Sin embargo en el puesto de mando ya saben que algo va mal. O peor que mal. A las 22.47 se ha perdido abruptamente la comunicación con los tres cosmonautas. Intentan restarle importancia achacándolo a las dificultades de la reentrada. Consuelo estéril, pues enseguida reciben el código más temido: 1-1-1. El baremo que medía la salud de los cosmonautas iba de 5 (estado perfecto) a 1 (accidente fatal). Están muertos. El comandante Dobrovolsky, de 43 años; el ingeniero de vuelo Volkov, el más joven del trío, que a sus 35 años había conquistado la imaginación de las jóvenes rusas; y el ingeniero investigador Patsayev, de 38, el primer hombre que había utilizado un telescopio fuera de la Tierra, se habían dejado la vida en la misión. Casados y con hijos pequeños, fueron los últimos astronautas muertos en el espacio exterior.
Maniobras desesperadas
El helicóptero de los rescatadores aterrizó cerca de la cápsula, que lucía en buen estado. Pero la tripulación no respondía. Al abrir la escotilla se encontraron con los tres cadáveres. El cuerpo del comandante Dobrovolsky todavía estaba caliente. Procedieron a ejecutar maniobras desesperadas de resucitación. Inútiles. Los cosmonautas presentaban restos de sangre en los oídos y las fosas nasales y algunos moretones azulados en sus rostros. ¿Qué había sucedido? Los soviéticos envolvieron su fracaso en un manto de misterio.

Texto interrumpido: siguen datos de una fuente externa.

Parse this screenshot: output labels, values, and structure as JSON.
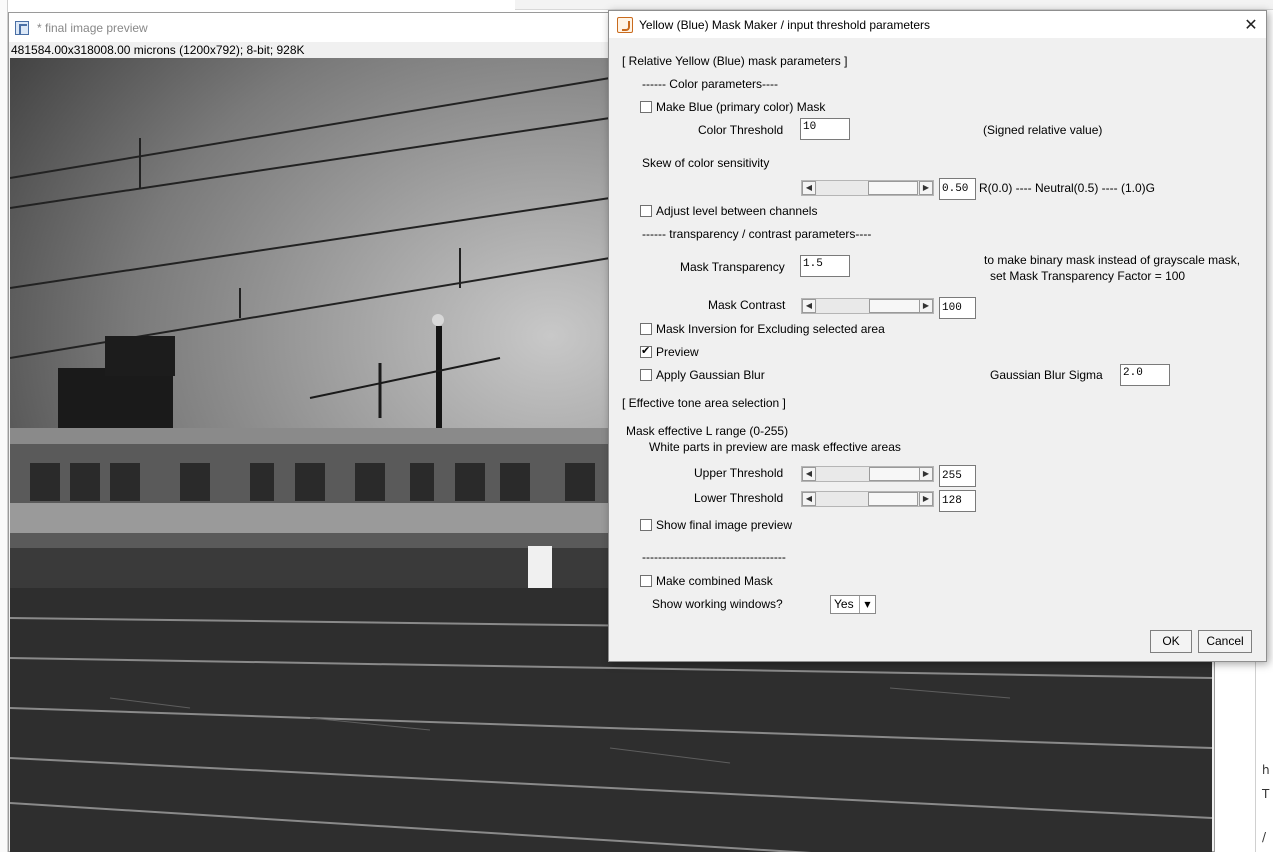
{
  "image_window": {
    "title": "* final image preview",
    "info": "481584.00x318008.00 microns (1200x792); 8-bit; 928K"
  },
  "dialog": {
    "title": "Yellow (Blue) Mask Maker / input threshold parameters",
    "close_glyph": "✕",
    "section_relative": "[ Relative Yellow (Blue) mask parameters ]",
    "color_params_heading": "------ Color parameters----",
    "make_blue_label": "Make Blue (primary color) Mask",
    "make_blue_checked": false,
    "color_threshold_label": "Color Threshold",
    "color_threshold_value": "10",
    "color_threshold_hint": "(Signed relative value)",
    "skew_label": "Skew of color sensitivity",
    "skew_value": "0.50",
    "skew_position": 0.5,
    "skew_hint": "R(0.0) ---- Neutral(0.5) ---- (1.0)G",
    "adjust_level_label": "Adjust level between channels",
    "adjust_level_checked": false,
    "transparency_heading": "------ transparency / contrast parameters----",
    "mask_transparency_label": "Mask Transparency",
    "mask_transparency_value": "1.5",
    "binary_hint_1": "to make binary mask instead of grayscale mask,",
    "binary_hint_2": "set Mask Transparency Factor = 100",
    "mask_contrast_label": "Mask Contrast",
    "mask_contrast_value": "100",
    "mask_contrast_position": 1.0,
    "mask_inversion_label": "Mask Inversion for Excluding selected area",
    "mask_inversion_checked": false,
    "preview_label": "Preview",
    "preview_checked": true,
    "gaussian_blur_label": "Apply Gaussian Blur",
    "gaussian_blur_checked": false,
    "gaussian_sigma_label": "Gaussian Blur Sigma",
    "gaussian_sigma_value": "2.0",
    "section_tone": "[ Effective tone area selection ]",
    "l_range_label": "Mask effective L range (0-255)",
    "white_parts_note": "White parts in preview are mask effective areas",
    "upper_threshold_label": "Upper Threshold",
    "upper_threshold_value": "255",
    "upper_threshold_position": 1.0,
    "lower_threshold_label": "Lower Threshold",
    "lower_threshold_value": "128",
    "lower_threshold_position": 0.5,
    "show_final_label": "Show final image preview",
    "show_final_checked": false,
    "separator_line": "------------------------------------",
    "combined_mask_label": "Make combined Mask",
    "combined_mask_checked": false,
    "show_working_label": "Show working windows?",
    "show_working_value": "Yes",
    "ok_label": "OK",
    "cancel_label": "Cancel"
  },
  "background": {
    "right_glyphs": [
      "h",
      "T",
      "/"
    ]
  }
}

Occidente solo supo la verdad dos años después, gracias a una exclusiva de ‘The Washington Post’.
Como vuelve a ocurrir hoy –con la entrada de China en la carrera hacia las estrellas, los sueños de superricos como Bezos y Musk y el renacido interés de Estados Unidos–, el espacio fue durante la Guerra Fría una trinchera más en la batalla de la propaganda. También allí se dirimía la pugna por convencer al mundo sobre qué sistema gozaba de una técnica más avanzada, si el socialismo ruso o el capitalismo de la gran democracia estadounidense. Hoy sabemos que tras una imponente fachada de cartón piedra, la URSS escondía unas vigas apolilladas. Pero en los primeros setenta todavía se debatía si el gran cam
peón del futuro iba a ser Rusia o Estados Unidos. Los soviéticos golpearon primero en la carrera espacial. Buena parte del mérito fue de Sergei Korolev, el Von Braun de la astronáutica soviética.

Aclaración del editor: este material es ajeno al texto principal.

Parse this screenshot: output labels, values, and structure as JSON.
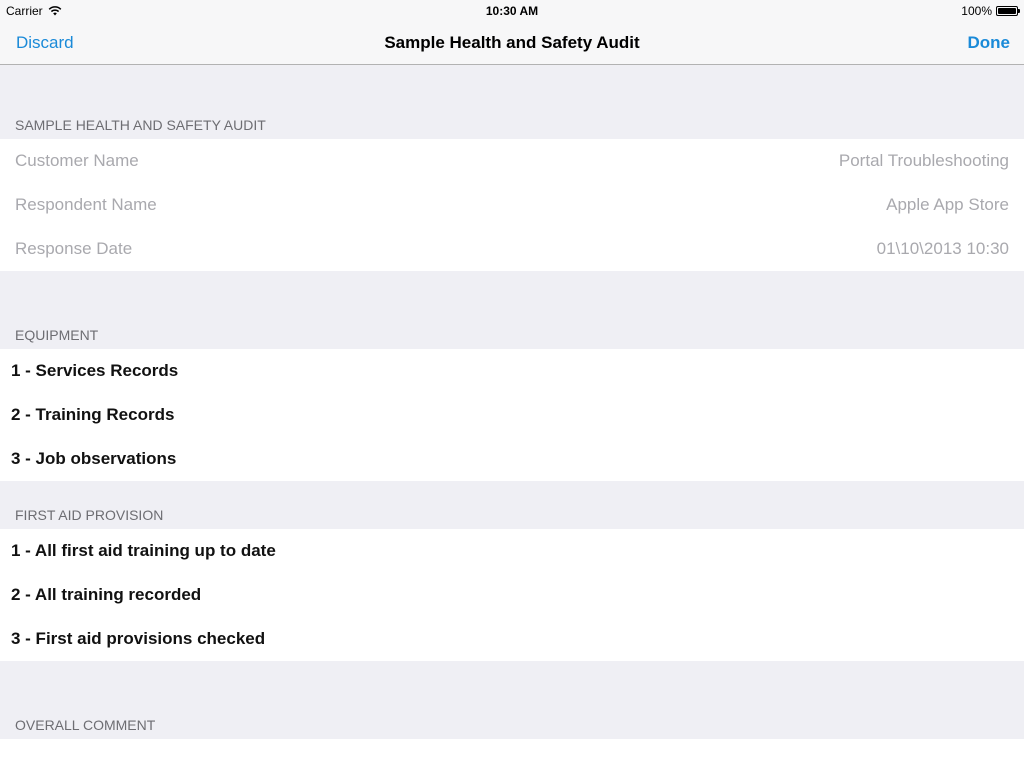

El público ruso no conoció al genio que hizo posible su estirón en el espacio hasta que se murió en 1966, con 59 años. Ese día, ‘Pravda’ publicó un amplio obituario, con una foto en la que a aquel desconocido héroe casi no le cabían las medallas en su pechera. Lo que no contó el periódico oficial fue que en su brutal purga de 1938, Stalin mantuvo varios años al científico en el Gulag. A pesar de que más tarde fue rehabilitado, su salud quedó mermada para siempre. Las cenizas del ingeniero se depositaron en los muros del Kremlin. Hasta ese día su nombre había sido un alto secreto de Estado. Solo se le mencionaba como el anónimo ‘diseñador jefe’. Korolev, judío ucraniano, había sido piloto y luego estudió ingeniería con el gran Tupolev, el diseñador de aviones.

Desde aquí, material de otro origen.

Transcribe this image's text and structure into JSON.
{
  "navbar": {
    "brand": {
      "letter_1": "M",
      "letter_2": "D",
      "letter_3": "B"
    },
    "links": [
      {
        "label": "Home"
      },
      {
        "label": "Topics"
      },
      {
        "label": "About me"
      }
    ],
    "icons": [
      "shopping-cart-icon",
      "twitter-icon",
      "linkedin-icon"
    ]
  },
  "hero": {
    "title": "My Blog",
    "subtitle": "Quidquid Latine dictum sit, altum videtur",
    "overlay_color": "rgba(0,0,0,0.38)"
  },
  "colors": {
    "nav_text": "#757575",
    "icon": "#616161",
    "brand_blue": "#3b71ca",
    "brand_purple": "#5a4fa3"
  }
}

Con el ingenio de Korolev, los soviéticos se anotaron una racha de éxitos espaciales que pasmó al planeta. El primer misil intercontinental. El primer satélite, el ‘Sputnik 1’ de 1957. Ese mismo año, el viaje al espacio de Laika, una perrita callejera de Moscú achicharrada en el altar de la ciencia. Por supuesto, el inaudito recorrido orbital del simpático Gagarin en abril de 1961 (en realidad su vuelo más peligroso fue cuando estando encamado con una amante saltó por una ventana al oír que llegaba su mujer). Y en 1963, Valentina, la primera mujer cosmonauta. Tuve ocasión de conocerla en Londres, en una exposición de cápsulas soviéticas. Era una octogenaria de presencia todavía imponente, pese a su corta estatura. Me contó una estupenda anécdota, reveladora de los riesgos que afrontaron aquellos pioneros. En su legendaria misión se olvidaron de darle un cepillo de dientes. «Pero –añadía socarrona Valentina– eso no fue nada comparado con que cuando ya estaba en el espacio descubrí que mi nave, la Vostok 6, estaba programada para subir, pero no para bajar». Korolev le hizo llegar un algoritmo
que le ahorró un final como el de la perrita Laika. La hegemonía rusa se acabó gracias al sueño de un estadista. JFK entendió que para ganar la Guerra Fría debía lanzarse a la carrera espacial y mostrar al mundo que su modelo era el más avanzado. En una sesión solemne ante las Cámaras en mayo de 1961, solo un mes después del alarde de Gagarin, Kennedy propuso a su país una meta que parecía utópica: «Esta nación debe comprometerse a poner a un hombre en la Luna antes de que acabe esta década y traerlo de vuelta con seguridad». Dos años después de su discurso le volaron la cabeza en Dallas. Pero su visión triunfó en 1969, con la pisada de Armstrong sobre el polvo del satélite. Los rusos tardaron en resarcirse de ese golpe, pero enseguida se pusieron a trabajar. El 15 de abril de 1971 lanzaron la Salyut 1, la primera estación espacial. Su siguiente objetivo era enviar astronautas a ella para estudiar la respuesta del cuerpo ante la falta de gravedad y estrenar el telescopio Orión 1, el primero en el espacio. Tres días después despegó la Soyuz 10 con la misión de acoplarse a la Salyut 1. Fracasó. Se engancharon a la estación, pero los cosmonautas fueron incapaces de abrir su escotilla.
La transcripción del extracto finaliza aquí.